卒業生の活躍

森(旧姓:咲間)彩香さん

35回生 2000年卒業
平成19年 日本大学歯学部歯学科 卒業、歯科医師免許取得
平成20年 日本大学歯学部付属歯科病院臨床研修医 修了
平成24年 千葉大学大学院医学研究院法医学教室 卒業、医学博士取得
平成25年 死体解剖資格取得
大学院卒業後から臨床歯科医、法医学教室特任助教を兼任。
令和4年現在は臨床歯科医、法医学教室研究員として勤務
現在:新津田沼歯科クリニック、千葉大学大学院医学研究院法医学教室

現在の自分(自己紹介・職業紹介等)

身元の確認手段としての歯科個人識別

私は中学・高校の6年間、純心で学びました。現在は、二児の母となり、主に歯科医師として働いています。

昨年までは、臨床の歯科医師と、法医学教室の教職員としてダブルワークをしていました。
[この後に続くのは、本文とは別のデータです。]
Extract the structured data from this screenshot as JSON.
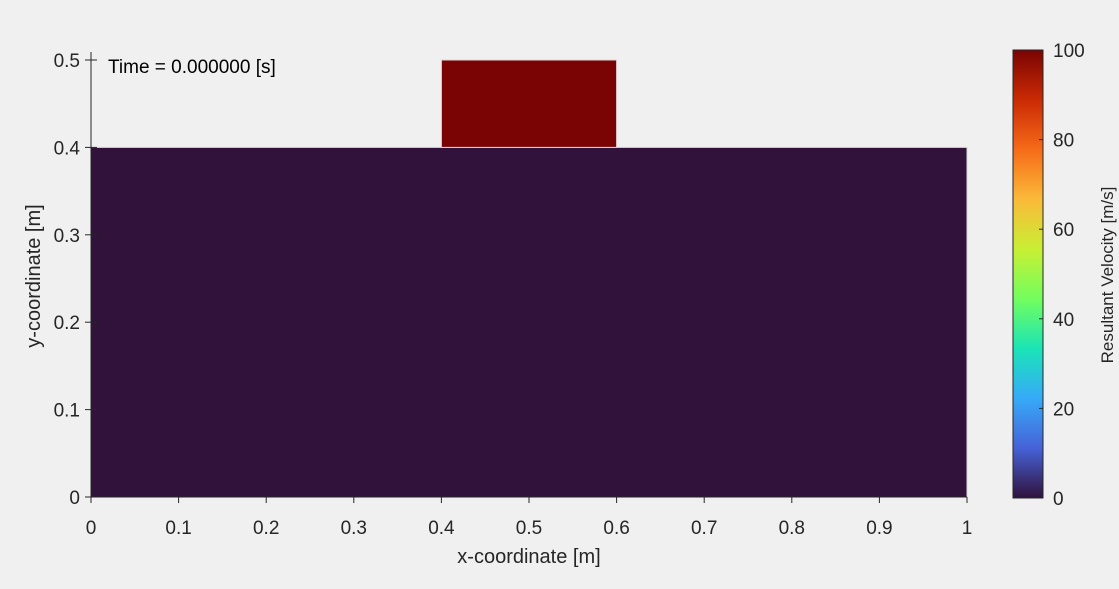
{
  "chart_data": {
    "type": "heatmap",
    "annotation": "Time = 0.000000 [s]",
    "xlabel": "x-coordinate [m]",
    "ylabel": "y-coordinate [m]",
    "xlim": [
      0,
      1
    ],
    "ylim": [
      0,
      0.5
    ],
    "xticks": [
      "0",
      "0.1",
      "0.2",
      "0.3",
      "0.4",
      "0.5",
      "0.6",
      "0.7",
      "0.8",
      "0.9",
      "1"
    ],
    "yticks": [
      "0",
      "0.1",
      "0.2",
      "0.3",
      "0.4",
      "0.5"
    ],
    "regions": [
      {
        "name": "",
        "x": [
          0,
          1
        ],
        "y": [
          0,
          0.4
        ],
        "velocity": 0,
        "color": "#30123b"
      },
      {
        "name": "",
        "x": [
          0.4,
          0.6
        ],
        "y": [
          0.4,
          0.5
        ],
        "velocity": 100,
        "color": "#7a0403"
      }
    ],
    "colorbar": {
      "label": "Resultant Velocity [m/s]",
      "range": [
        0,
        100
      ],
      "ticks": [
        "0",
        "20",
        "40",
        "60",
        "80",
        "100"
      ],
      "colormap": "turbo",
      "stops": [
        "#30123b",
        "#4662d7",
        "#36aaf9",
        "#1ae4b6",
        "#72fe5e",
        "#c8ef34",
        "#faba39",
        "#f66b19",
        "#ca2a04",
        "#7a0403"
      ]
    },
    "grid": false
  }
}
「歯科法医学者」という職業をご存知でしょうか。ドラマなどで法医学教室のイメージはわりと定着しましたが、そこで働く歯科医師がいることはあまり知られていません。火災現場の焼死体や海や川で漂流していた腐敗死体、山奥で発見された白骨死体はどのように身元確認されていると思いますか?

身元の確認手段はひとつではなく、事例によっても優先される手段が違ったり、複数の手段を用いる場合も多くありますが、その中で歯の治療痕などから身元を明らかにする「歯科個人識別」は、信頼性の高い手段として位置づけられています。歯や骨の形態から年齢や性別などを推定したり、生前の診療録やエックス線画像などを基に同一人物のものか鑑定する異同識別をするために歯科医師が存在します。

私が歯科医師を志した背景には、父が歯科医師であったということが何よりも大きく影響していましたが、歯科法医学者を目指したのは、1985年に起きた日航機墜落事故において犠牲者の身元確認に従事した歯科医師によって執筆された「歯や骨からの個人識別」という本を読んだことがきっかけでした。

そこで歯科医師免許を取得後は臨床の世界には進まず、医学部の大学院に進学し、法医学を学びました。博士号を取得してからは10年近くダブルワークを続けていましたが、現在は子育ても含め、私自身のベストなワーク・ライフ・バランスを模索中です。

純心生活での思い出

豊かな自然環境の中で楽しんだ特別な体験

純心は、豊かな自然に恵まれた学校です。その環境を活かした様々な経験が、純心ならではの思い出として私の心には刻まれています。

モグラが顔を出す純心坂を友達とふざけながらバス停までダッシュしたり、運動会では農作業用の一輪車に乗って速さを競ったり、自分たちで育てた大根でたくあんを漬けたり。マラソン大会で走った滝山は本当につらかったですが、つらいことを乗り越える強さを身につけられたと思います。そしてそれらの経験を分かち合い、純心を卒業して20年が経ち、お互いママになった今でもよい関係でいられる友人は、純心で得た宝物です。

純心時代の経験が現在に活かされていること

学園標語 『マリア様、いやなことは私が よろこんで』

法医学の実務で歯科法医学者が扱うご遺体は、ウジがわいていたり、腐敗臭がきついこともめずらしくありません。その中での長時間の司法解剖は、まさに身体的・精神的ストレスのかかる業務です。

しかし、この業務を誰かが担わなければ世の中の犯罪は見逃され、多くの方が身元不明のまま亡くなることにもなりかねないのです。

一人でも多くのご遺体が家族のもとへ帰れるように、人が身元不明でなくなることのない社会になるように歯科法医学と向き合ってきたのは、純心の学園標語であり、建学の精神に通ずる「マリアさま いやなことは私が よろこんで」が知らず知らずのうちに身についたからかもしれません。

純心生へのメッセージ

リサーチ力とチャレンジ精神を

中学・高校時代は毎日が楽しいことであふれる一方で、友人関係に悩んだり、進路に悩んだりして落ち込むようなこともたくさんあると思います。いろいろな出来事があると思いますが、後からこの時期を振り返ると、本当に楽しくてキラキラしているので、いま純心に通われている皆さんにはその時間を是非楽しんでほしいと思います。

そして、興味があることはよく調べ、どんどん挑戦してください。当時の自分に足りなかったことは、リサーチ力とチャレンジ精神でした。一つの考えにとらわれず、もっと様々なことに目を向けていたら、もう少し違った未来があったかもしれません。経験は人生を豊かにしますが、その経験は、人に与えられるものだけではなくて、自分で考えて獲得していく方がより深く人生に刻まれます。